Obviously your understanding of mobile devices and business is very limited. EVERY company wants to lock you into their ecosystem, including the beloved Apple and Google. Also, the worst experience on a mobile device is the web browser. I would MUCH rather have a native app than be forced to use a web browser based app on a mobile device. The only sane thing you said was MS having a lot of catchup to do.

wdewey@cityofsalem.net
wdewey@cityofsalem.net

AT&T does not have 4G yet so there is no way to review it on this phone. I believe that there is a WP7 device on T-Mobile or Sprint, but I am not sure what they are. There are two different types of 4G, but only one is operational. Verizon is scheduled to start their 4G this month and they are the first ones in the US to use the LTE 4G. WiMax is the 4G service that is used by Sprint, Clear Wire and Comcast.

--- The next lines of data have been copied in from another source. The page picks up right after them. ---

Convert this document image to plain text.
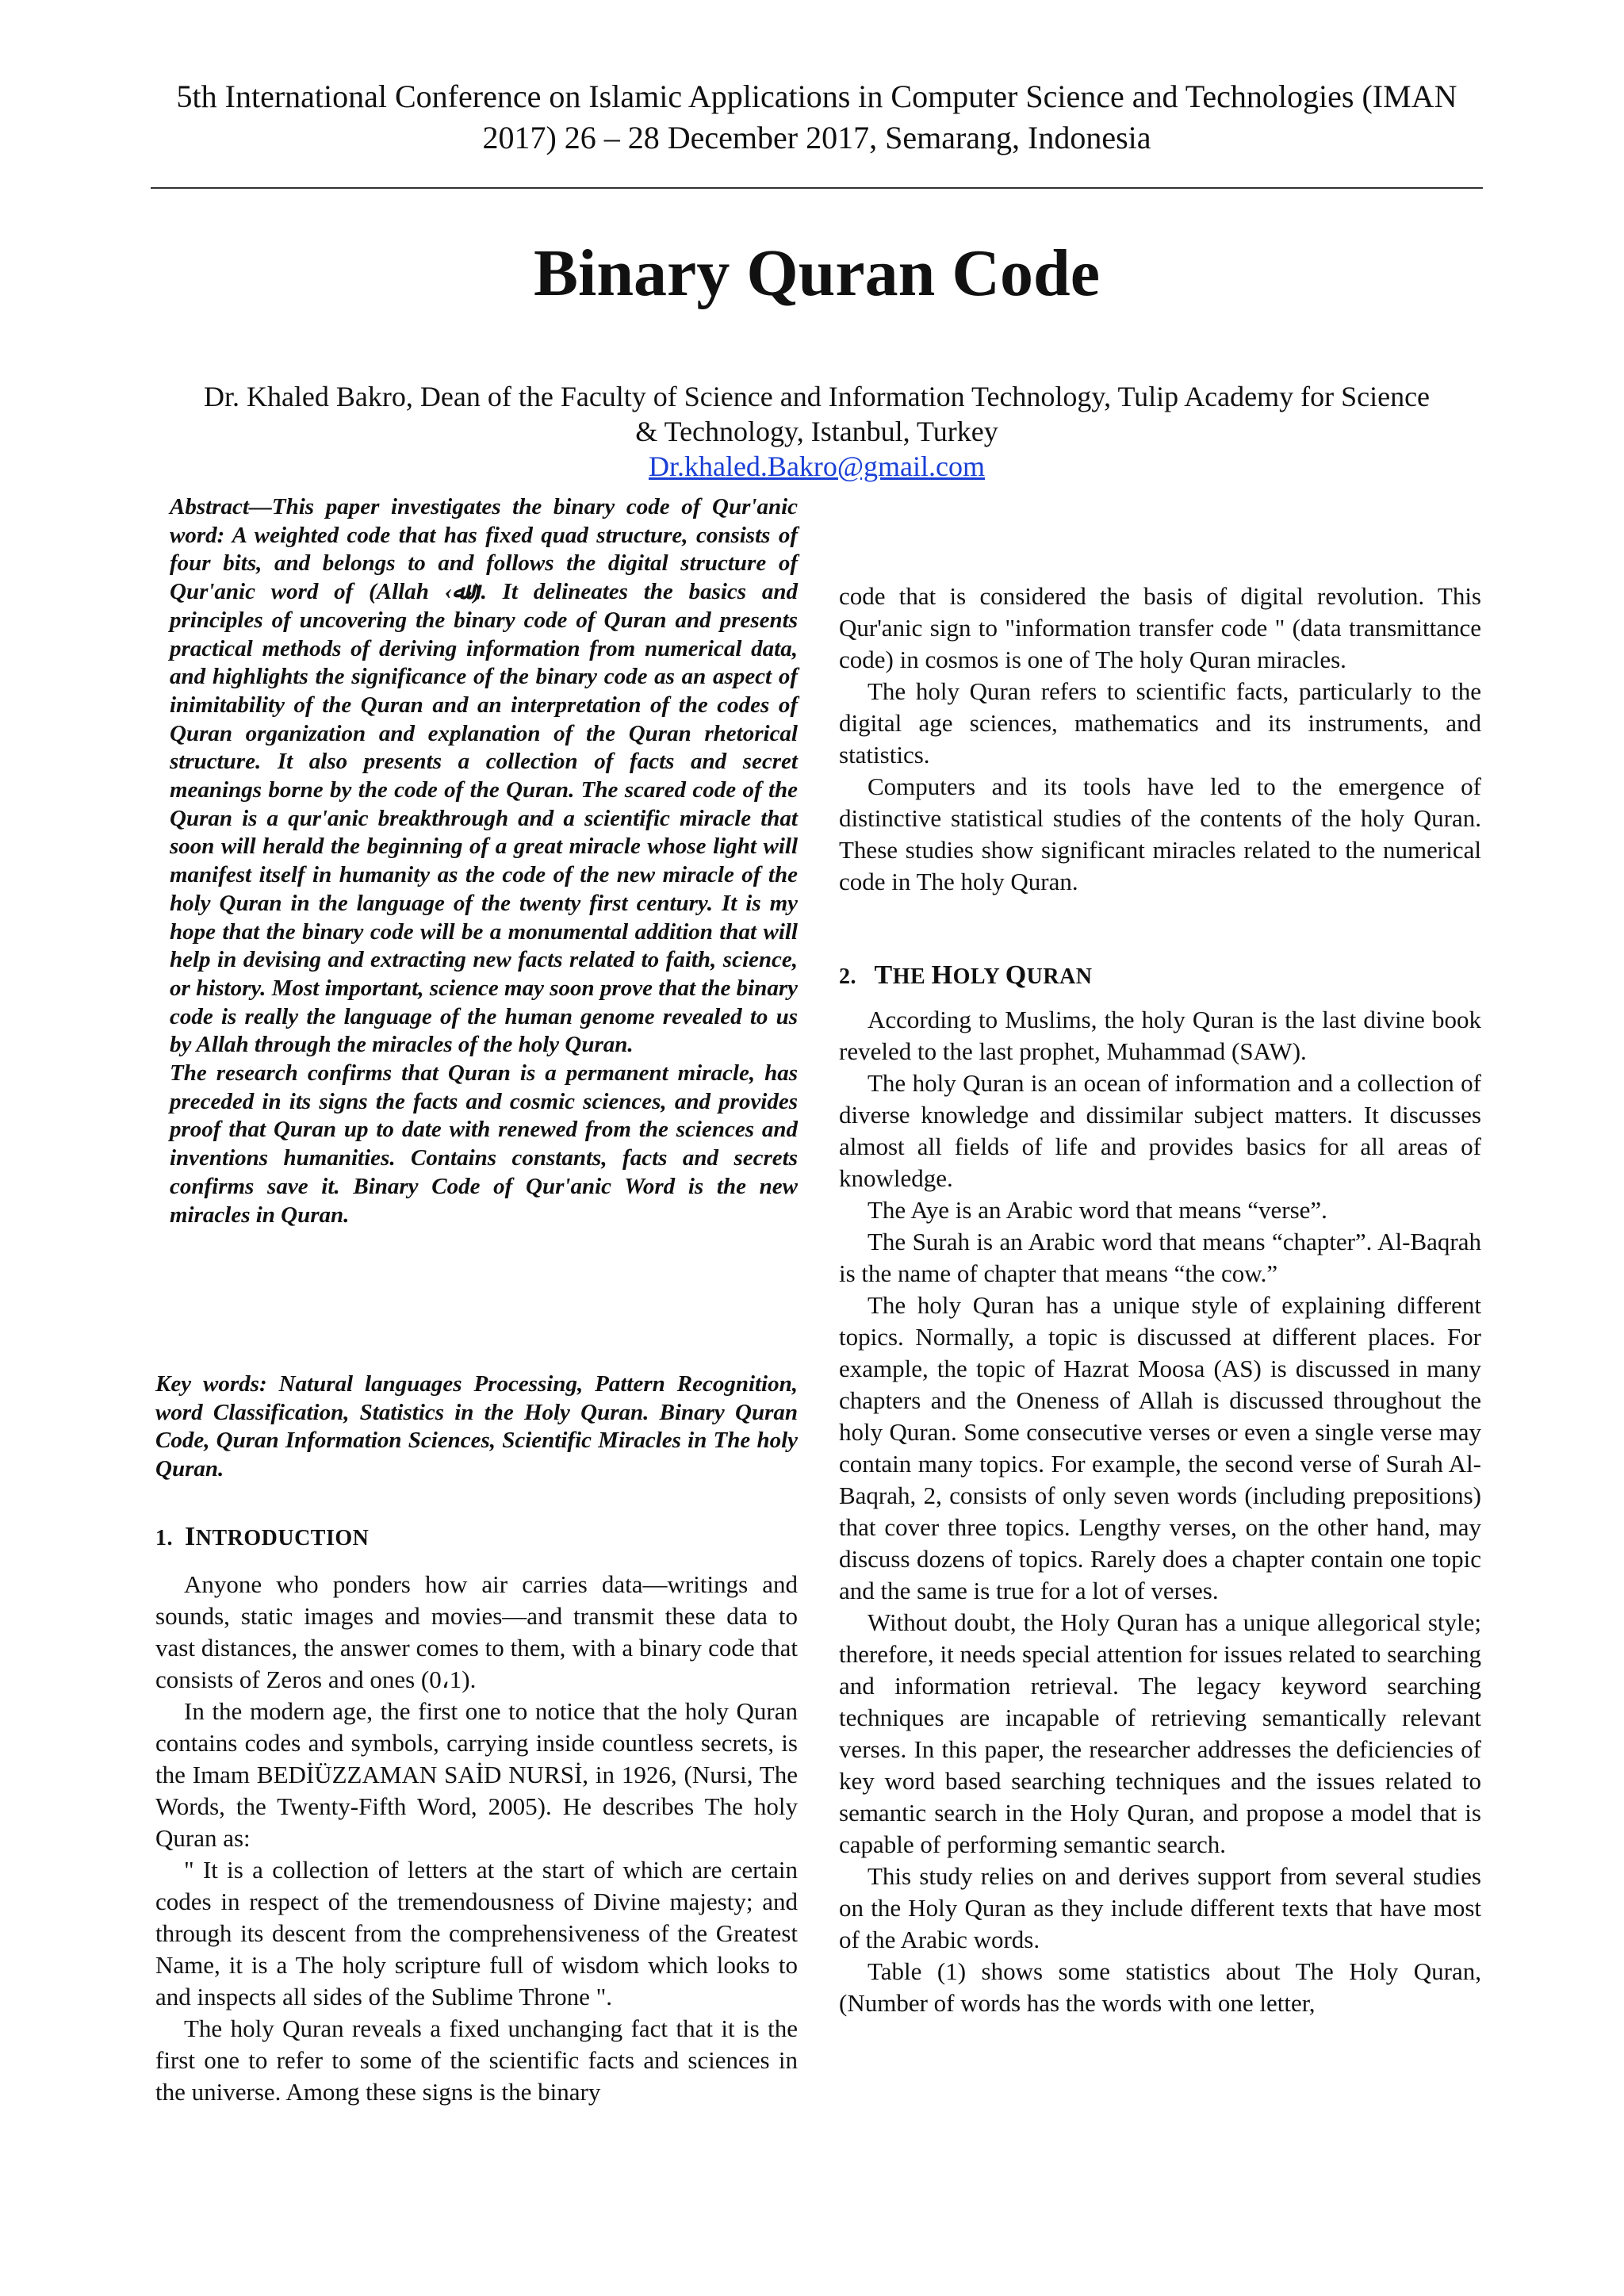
5th International Conference on Islamic Applications in Computer Science and Technologies (IMAN
2017) 26 – 28 December 2017, Semarang, Indonesia
Binary Quran Code
Dr. Khaled Bakro, Dean of the Faculty of Science and Information Technology, Tulip Academy for Science
& Technology, Istanbul, Turkey
Dr.khaled.Bakro@gmail.com

Abstract—This paper investigates the binary code of Qur'anic word: A weighted code that has fixed quad structure, consists of four bits, and belongs to and follows the digital structure of Qur'anic word of (Allah ‹ﷲ›). It delineates the basics and principles of uncovering the binary code of Quran and presents practical methods of deriving information from numerical data, and highlights the significance of the binary code as an aspect of inimitability of the Quran and an interpretation of the codes of Quran organization and explanation of the Quran rhetorical structure. It also presents a collection of facts and secret meanings borne by the code of the Quran. The scared code of the Quran is a qur'anic breakthrough and a scientific miracle that soon will herald the beginning of a great miracle whose light will manifest itself in humanity as the code of the new miracle of the holy Quran in the language of the twenty first century. It is my hope that the binary code will be a monumental addition that will help in devising and extracting new facts related to faith, science, or history. Most important, science may soon prove that the binary code is really the language of the human genome revealed to us by Allah through the miracles of the holy Quran.

The research confirms that Quran is a permanent miracle, has preceded in its signs the facts and cosmic sciences, and provides proof that Quran up to date with renewed from the sciences and inventions humanities. Contains constants, facts and secrets confirms save it. Binary Code of Qur'anic Word is the new miracles in Quran.

Key words: Natural languages Processing, Pattern Recognition, word Classification, Statistics in the Holy Quran. Binary Quran Code, Quran Information Sciences, Scientific Miracles in The holy Quran.

1. INTRODUCTION

Anyone who ponders how air carries data—writings and sounds, static images and movies—and transmit these data to vast distances, the answer comes to them, with a binary code that consists of Zeros and ones (0،1).

In the modern age, the first one to notice that the holy Quran contains codes and symbols, carrying inside countless secrets, is the Imam BEDİÜZZAMAN SAİD NURSİ, in 1926, (Nursi, The Words, the Twenty-Fifth Word, 2005). He describes The holy Quran as:

" It is a collection of letters at the start of which are certain codes in respect of the tremendousness of Divine majesty; and through its descent from the comprehensiveness of the Greatest Name, it is a The holy scripture full of wisdom which looks to and inspects all sides of the Sublime Throne ".

The holy Quran reveals a fixed unchanging fact that it is the first one to refer to some of the scientific facts and sciences in the universe. Among these signs is the binary

code that is considered the basis of digital revolution. This Qur'anic sign to "information transfer code " (data transmittance code) in cosmos is one of The holy Quran miracles.

The holy Quran refers to scientific facts, particularly to the digital age sciences, mathematics and its instruments, and statistics.

Computers and its tools have led to the emergence of distinctive statistical studies of the contents of the holy Quran. These studies show significant miracles related to the numerical code in The holy Quran.

2. THE HOLY QURAN

According to Muslims, the holy Quran is the last divine book reveled to the last prophet, Muhammad (SAW).

The holy Quran is an ocean of information and a collection of diverse knowledge and dissimilar subject matters. It discusses almost all fields of life and provides basics for all areas of knowledge.

The Aye is an Arabic word that means “verse”.

The Surah is an Arabic word that means “chapter”. Al-Baqrah is the name of chapter that means “the cow.”

The holy Quran has a unique style of explaining different topics. Normally, a topic is discussed at different places. For example, the topic of Hazrat Moosa (AS) is discussed in many chapters and the Oneness of Allah is discussed throughout the holy Quran. Some consecutive verses or even a single verse may contain many topics. For example, the second verse of Surah Al-Baqrah, 2, consists of only seven words (including prepositions) that cover three topics. Lengthy verses, on the other hand, may discuss dozens of topics. Rarely does a chapter contain one topic and the same is true for a lot of verses.

Without doubt, the Holy Quran has a unique allegorical style; therefore, it needs special attention for issues related to searching and information retrieval. The legacy keyword searching techniques are incapable of retrieving semantically relevant verses. In this paper, the researcher addresses the deficiencies of key word based searching techniques and the issues related to semantic search in the Holy Quran, and propose a model that is capable of performing semantic search.

This study relies on and derives support from several studies on the Holy Quran as they include different texts that have most of the Arabic words.

Table (1) shows some statistics about The Holy Quran, (Number of words has the words with one letter,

T-Mobile appears to be using HSPA+ which most people say is not a 4G service. Bill Added additional info about 4G

jasonhiner
jasonhiner

Exchange 2003? Thanks for sharing this issue so that others are aware of it.

mjc5
mjc5

Interesting take on the big simple icons. I like them big, but don't think they needed to be so crude. Put this device up beside an Iphone, and it looks a little sad. I'm not sure about the "non-techy thing either. Those people are probably tuned in more to "looks" than tech-types.

Justin James
Justin James

I find myself in agreement here. The title also made it sound like there was something substantially better about this phone than other WP7 phones, but the only time it was compared to other WP7 phones, it was actually in a negative light. J.Ja

mjc5
mjc5

I looked at the pix in the article, and this sums it up. The screen looks like something off a Commodore 64. Looks cheap, both the phone and the GUI.

fanboi
fanboi

Damn it's ugly. Both the handset and the graphics. ?_?

nelsonjgil
nelsonjgil

Somewhere in the realm of cyberspace, the main use for the phone has been forgotten. Although I consider Jason's review very professional and well written, I miss the observations about the phone functionality: how fast does it get through? What?s the voice clarity? How does it handle redial, contact lists, messages, etc? I know quality of service depends mainly on the provider, but there is still a component attached to the hardware used in the phone. Perhaps I'm old school...

scott
scott

Microsoft is working on the problem but no fix is promised.

greenfrm
greenfrm

It also has all the new bluetooth features and syncs with my cars system exceptionally well. All the things my old bluetooth phone did not do this one do. No you do not have to hold it just so. Unlike Apple they did not make the mistake on the Samsung Focus. It also has a better dial pad than the iPhone. Lastly, unlike the iPhone it interfaces with Hotmail and the Hotmail Calendar.

Par-Pro
Par-Pro

you can only get it at ATT. And remember your not holding it right (lol), nothing to do with ATT. I think i'll wait till there is a different carrier.